There are ways to discover if you have had a silent heart attack, but without symptoms it is just not cost effective to test people to see if they’ve had one, Dr. Guerin said. Like other hidden diseases like pancreatic and lung cancer, oftentimes SMIs are only discovered by serendipity when a doctor orders a CAT scan for some other reason, he said. Some people are referred to a cardiologist to check for a silent heart attack if they have an abnormal EKG, but more often a second heart attack is what brings to light the first one.
Even though symptoms of an SMI are often so mild they are barely noticed, if at all, they are not always entirely symptomless. There can be mild chest discomfort, heartburn, nausea and shortness of breath. Since these symptoms are so vague, people rarely bring them up to their doctor.

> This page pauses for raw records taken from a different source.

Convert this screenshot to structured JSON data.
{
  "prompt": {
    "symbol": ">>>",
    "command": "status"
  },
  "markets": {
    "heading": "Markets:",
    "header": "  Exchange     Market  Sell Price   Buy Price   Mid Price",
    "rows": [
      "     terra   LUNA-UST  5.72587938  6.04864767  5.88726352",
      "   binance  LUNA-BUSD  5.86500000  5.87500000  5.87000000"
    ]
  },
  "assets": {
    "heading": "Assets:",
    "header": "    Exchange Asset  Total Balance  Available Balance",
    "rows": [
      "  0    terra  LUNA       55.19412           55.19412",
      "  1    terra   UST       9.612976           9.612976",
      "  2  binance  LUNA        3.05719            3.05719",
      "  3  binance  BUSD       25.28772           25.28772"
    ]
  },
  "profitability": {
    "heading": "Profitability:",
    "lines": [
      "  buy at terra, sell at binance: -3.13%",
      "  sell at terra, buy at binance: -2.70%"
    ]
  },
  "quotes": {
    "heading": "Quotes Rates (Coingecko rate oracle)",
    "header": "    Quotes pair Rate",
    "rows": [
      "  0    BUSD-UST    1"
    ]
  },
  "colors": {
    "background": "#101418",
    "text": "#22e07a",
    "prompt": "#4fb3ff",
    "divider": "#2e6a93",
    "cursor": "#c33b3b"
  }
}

That can be dangerous. A study of 935 men and women in Iceland who were followed for more than 13 years indicated that 17 percent had had a silent heart attack and 10 percent had had a recognized heart attack. After three years, there was no difference in death rates between those who had an SMI and those who had not had a heart attack. The death rate was 3 percent for both groups. However, over time, those with SMI fared a lot worse. By 10 years later, half the participants with a silent heart attack had died, which is about the same as the death rate for those who had a recognized heart attack.
The good news is that Dr. Guerin has seen an improvement in people’s lifestyle choices in recent years. Fewer adults smoke than at any time in history. The term “plant-based diet” is becoming increasingly trendy and about three-quarters of the patients he sees have a Fitbit device and try to get 10,000 steps a day.
“Outside of mass screening, the best way to prevent heart attacks and to ensure all around good health is to lead a healthy lifestyle,” he said. “Don’t smoke, exercise, control your weight, and control your blood sugar and your blood pressure. There’s a lot of good that happens with those things.”